For sure the fur will be shorter, but it’s already in Shiba’s DNA to shed regularly. So you’ll just deal with shorter fur, but shedding will still be there.
Plus, shaving a Shiba will only expose him to health issues, so better let that doggy alone with his fur!
How Are Humans Affected by Dog Allergies?
Humans can be affected by dog allergies in different ways.
While some may not be affected by it at all, others may still show obvious symptoms brought on by dog allergies.
When a person with dog allergies gets a whiff of dog dander, he may just simply have itchy eyes, a stuffy nose, or occasional sneezing.
But if the allergy is severe, it can escalate to skin irritation and shortness of breath.
It’s really important to keep the house free from danders since this stuff easily triggers allergic reactions.
Examples of Hypoallergenic Dog Breeds
The American Kennel Club has already emphasized enough that there are no COMPLETELY hypoallergenic dog breeds.
But don’t fret! AKC expressed that there are still dog breeds out there that are hypoallergenic enough to be owned by people with pet allergies.

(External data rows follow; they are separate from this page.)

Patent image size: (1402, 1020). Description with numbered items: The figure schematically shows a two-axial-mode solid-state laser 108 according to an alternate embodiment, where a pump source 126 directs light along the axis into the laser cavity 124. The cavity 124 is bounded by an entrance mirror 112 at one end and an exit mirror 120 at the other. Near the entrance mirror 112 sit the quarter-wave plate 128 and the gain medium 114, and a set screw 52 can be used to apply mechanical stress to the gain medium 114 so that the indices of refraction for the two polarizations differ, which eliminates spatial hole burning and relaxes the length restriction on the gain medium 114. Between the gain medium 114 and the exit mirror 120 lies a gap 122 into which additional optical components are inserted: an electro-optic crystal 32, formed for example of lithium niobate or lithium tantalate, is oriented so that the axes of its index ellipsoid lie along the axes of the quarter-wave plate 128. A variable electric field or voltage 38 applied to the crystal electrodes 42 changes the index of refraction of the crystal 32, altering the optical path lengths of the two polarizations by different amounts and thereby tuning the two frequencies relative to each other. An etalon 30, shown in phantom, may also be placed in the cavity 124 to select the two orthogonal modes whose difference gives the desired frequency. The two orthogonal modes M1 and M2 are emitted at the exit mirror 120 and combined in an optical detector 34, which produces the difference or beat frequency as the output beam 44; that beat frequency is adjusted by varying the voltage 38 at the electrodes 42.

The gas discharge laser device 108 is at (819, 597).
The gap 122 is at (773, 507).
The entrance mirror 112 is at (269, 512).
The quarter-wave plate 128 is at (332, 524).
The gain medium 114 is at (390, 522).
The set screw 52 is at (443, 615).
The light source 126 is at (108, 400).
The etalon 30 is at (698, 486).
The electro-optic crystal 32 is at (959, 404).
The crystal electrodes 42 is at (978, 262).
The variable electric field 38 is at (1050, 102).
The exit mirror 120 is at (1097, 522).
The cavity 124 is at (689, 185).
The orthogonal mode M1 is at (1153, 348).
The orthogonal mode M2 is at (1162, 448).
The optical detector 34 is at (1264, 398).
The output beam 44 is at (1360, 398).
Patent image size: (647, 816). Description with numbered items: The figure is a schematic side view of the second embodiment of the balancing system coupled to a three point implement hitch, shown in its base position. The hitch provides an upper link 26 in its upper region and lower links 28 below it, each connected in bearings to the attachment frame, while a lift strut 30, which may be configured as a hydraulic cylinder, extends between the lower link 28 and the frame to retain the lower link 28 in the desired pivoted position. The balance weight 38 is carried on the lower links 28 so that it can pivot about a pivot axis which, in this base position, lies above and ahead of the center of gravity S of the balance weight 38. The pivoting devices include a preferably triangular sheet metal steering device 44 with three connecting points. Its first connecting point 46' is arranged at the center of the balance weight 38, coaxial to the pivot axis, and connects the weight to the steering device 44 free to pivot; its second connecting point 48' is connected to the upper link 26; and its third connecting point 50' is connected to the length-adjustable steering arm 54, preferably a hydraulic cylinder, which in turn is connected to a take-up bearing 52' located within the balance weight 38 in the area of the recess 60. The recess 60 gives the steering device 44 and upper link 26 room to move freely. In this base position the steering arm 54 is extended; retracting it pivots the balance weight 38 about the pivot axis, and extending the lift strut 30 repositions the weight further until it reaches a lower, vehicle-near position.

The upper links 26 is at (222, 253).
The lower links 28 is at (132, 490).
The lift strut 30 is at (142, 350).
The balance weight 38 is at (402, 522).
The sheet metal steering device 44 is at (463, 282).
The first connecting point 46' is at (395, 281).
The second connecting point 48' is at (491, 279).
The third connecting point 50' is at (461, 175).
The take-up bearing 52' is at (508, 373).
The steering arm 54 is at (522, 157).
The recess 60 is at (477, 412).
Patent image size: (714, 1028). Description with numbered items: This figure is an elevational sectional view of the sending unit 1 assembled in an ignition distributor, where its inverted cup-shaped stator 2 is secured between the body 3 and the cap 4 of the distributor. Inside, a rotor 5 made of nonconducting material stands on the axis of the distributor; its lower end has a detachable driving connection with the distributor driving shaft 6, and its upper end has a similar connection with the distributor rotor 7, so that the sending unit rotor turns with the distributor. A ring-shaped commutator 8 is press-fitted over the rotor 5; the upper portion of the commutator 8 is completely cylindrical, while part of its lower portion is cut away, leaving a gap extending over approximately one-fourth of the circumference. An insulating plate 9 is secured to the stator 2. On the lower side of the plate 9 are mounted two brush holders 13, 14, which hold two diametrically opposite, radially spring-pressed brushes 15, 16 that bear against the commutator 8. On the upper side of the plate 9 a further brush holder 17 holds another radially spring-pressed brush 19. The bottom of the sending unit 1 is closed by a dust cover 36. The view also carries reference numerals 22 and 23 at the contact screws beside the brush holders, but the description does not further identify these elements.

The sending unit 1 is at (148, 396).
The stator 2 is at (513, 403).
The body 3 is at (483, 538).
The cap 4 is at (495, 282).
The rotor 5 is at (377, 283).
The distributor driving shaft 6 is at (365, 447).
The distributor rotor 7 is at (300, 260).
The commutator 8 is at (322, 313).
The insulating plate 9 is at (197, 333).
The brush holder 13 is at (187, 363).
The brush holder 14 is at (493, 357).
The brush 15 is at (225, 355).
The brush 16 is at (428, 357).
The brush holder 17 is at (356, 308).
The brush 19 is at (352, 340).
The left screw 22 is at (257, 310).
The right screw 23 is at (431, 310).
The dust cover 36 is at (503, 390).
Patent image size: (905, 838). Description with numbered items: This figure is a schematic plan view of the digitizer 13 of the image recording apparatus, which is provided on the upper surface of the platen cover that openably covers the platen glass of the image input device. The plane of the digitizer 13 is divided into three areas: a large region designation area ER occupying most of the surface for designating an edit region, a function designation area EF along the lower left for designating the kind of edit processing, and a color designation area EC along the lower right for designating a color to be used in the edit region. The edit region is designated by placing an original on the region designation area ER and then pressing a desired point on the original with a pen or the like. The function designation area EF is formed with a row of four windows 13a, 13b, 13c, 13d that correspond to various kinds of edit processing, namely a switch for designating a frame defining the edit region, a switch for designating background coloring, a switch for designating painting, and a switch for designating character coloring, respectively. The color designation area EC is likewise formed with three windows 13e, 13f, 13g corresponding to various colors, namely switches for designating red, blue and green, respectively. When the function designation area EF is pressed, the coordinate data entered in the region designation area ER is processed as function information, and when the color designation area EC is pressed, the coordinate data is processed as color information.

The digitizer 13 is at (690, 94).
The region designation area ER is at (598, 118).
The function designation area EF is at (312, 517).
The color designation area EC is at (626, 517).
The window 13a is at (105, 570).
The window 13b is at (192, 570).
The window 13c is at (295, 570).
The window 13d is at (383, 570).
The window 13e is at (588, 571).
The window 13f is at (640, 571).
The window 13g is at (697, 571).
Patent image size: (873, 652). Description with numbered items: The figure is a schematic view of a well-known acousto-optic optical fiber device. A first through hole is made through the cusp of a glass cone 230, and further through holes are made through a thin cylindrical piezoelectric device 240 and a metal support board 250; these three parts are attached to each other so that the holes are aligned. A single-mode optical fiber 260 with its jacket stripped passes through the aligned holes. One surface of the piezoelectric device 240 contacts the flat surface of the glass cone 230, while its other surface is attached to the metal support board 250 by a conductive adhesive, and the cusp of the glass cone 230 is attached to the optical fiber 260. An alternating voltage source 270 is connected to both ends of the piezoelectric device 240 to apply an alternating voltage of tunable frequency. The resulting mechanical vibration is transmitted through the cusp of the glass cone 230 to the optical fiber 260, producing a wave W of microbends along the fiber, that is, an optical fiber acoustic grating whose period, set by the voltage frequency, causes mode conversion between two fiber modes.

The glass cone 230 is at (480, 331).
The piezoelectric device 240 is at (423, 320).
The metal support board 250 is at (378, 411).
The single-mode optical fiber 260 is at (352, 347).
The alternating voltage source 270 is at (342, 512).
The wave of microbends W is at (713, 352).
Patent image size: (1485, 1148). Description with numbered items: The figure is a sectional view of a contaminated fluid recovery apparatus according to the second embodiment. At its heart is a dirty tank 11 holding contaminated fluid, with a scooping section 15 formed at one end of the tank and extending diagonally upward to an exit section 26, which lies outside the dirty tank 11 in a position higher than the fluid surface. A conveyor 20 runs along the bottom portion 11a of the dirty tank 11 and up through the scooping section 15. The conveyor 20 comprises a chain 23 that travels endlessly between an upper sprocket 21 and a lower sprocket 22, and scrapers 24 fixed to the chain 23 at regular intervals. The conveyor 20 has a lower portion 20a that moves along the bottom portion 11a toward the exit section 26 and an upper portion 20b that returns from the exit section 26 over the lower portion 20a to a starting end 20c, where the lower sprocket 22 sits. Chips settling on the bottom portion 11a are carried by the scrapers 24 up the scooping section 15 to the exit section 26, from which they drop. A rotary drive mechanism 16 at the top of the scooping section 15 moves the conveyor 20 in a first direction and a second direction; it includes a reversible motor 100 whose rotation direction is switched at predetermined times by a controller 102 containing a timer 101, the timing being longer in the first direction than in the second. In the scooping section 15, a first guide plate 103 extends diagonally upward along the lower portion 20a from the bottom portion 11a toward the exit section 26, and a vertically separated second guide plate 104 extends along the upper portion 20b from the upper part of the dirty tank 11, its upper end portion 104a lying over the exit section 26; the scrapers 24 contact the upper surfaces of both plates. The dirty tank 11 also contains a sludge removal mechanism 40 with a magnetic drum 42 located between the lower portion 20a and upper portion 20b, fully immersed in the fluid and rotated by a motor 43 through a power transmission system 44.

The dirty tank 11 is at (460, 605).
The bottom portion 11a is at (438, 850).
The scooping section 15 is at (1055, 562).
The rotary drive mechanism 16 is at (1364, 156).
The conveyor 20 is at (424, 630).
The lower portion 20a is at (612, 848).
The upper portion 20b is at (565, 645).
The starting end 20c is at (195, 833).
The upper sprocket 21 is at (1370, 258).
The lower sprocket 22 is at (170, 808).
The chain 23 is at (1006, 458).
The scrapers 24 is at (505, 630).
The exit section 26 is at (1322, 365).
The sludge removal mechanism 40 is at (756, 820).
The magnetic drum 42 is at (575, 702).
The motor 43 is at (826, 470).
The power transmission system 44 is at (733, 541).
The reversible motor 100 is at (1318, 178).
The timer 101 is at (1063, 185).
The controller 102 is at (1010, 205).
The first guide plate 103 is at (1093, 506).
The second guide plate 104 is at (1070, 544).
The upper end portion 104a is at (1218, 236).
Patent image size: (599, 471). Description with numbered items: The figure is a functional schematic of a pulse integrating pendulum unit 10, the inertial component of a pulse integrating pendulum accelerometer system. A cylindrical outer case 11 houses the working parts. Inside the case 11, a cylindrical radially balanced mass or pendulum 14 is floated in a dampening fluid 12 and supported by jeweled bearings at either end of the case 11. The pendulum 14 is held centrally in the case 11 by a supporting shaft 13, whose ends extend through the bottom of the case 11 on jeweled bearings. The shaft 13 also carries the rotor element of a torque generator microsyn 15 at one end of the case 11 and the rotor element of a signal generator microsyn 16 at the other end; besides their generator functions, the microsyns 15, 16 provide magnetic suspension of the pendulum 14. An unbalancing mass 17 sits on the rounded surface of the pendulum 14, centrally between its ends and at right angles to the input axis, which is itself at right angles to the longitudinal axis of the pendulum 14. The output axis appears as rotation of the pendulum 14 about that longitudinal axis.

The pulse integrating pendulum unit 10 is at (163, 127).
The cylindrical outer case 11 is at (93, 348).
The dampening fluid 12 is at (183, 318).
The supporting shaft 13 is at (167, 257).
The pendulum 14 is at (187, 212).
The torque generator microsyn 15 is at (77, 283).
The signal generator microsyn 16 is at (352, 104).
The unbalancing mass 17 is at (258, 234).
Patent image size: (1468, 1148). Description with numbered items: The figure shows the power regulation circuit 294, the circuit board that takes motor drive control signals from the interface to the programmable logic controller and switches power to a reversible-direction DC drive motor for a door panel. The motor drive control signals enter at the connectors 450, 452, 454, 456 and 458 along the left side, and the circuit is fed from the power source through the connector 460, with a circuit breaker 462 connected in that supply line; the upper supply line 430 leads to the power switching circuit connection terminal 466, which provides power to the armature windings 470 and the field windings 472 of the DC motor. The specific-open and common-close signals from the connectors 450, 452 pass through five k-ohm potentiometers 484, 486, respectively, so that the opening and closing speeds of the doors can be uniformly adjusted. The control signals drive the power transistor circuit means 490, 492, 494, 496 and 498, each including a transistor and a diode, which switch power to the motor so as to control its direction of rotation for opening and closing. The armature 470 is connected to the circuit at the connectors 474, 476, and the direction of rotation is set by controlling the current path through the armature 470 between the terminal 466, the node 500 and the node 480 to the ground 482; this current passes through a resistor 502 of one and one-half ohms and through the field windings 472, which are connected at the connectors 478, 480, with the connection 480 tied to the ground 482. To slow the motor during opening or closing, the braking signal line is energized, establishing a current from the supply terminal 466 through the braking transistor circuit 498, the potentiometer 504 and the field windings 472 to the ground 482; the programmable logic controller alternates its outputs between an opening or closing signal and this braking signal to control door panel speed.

I have here some of those adorable dog breeds:
- Afghan Hound
- American Hairless Terrier
- Bichon Frise
Frequently Asked Questions (FAQs)
What’s the difference between a food allergy and food intolerance in dogs?
Food allergies in dogs can be observed in dogs’ skin. Dogs with food allergies will usually itch and scratch their skin, causing hair loss and skin irritations. Meanwhile, food intolerance is observed when dogs suffer from gastrointestinal issues. Dogs with food intolerance will most likely vomit and experience diarrhea as its symptoms.
What is a novel protein?
Novel protein is a rare type of protein that your dog hasn’t eaten before. Proteins from alligators, rabbits, deer, and ostrich are what you could call novel proteins.
Are there adjustments I can make to create a more allergy-friendly space for Shibaiba Inu?
If you have an extra room at home, keep it clean and free from dust, pollens, and other allergens that may trigger your Shiba Inu allergy. Make that room your dog’s personal space where he can sleep, play and eat. If you have no extra space at home, keeping your house clean and allergen-free is already enough for your Shiba Inu. Just make sure you don’t feed him any food that causes allergies.
In Conclusion: Shiba Inu Allergies
Remember, Shiba sniffles needn’t cramp your pup’s style.
From food tweaks to hypoallergenic havens, options abound.
So, chin up, paw pals – conquering Shiba Inu allergies is like teaching a pup to sit.
With patience, love, and a sprinkle of know-how, you’ll have your furball living their best, itch-free life!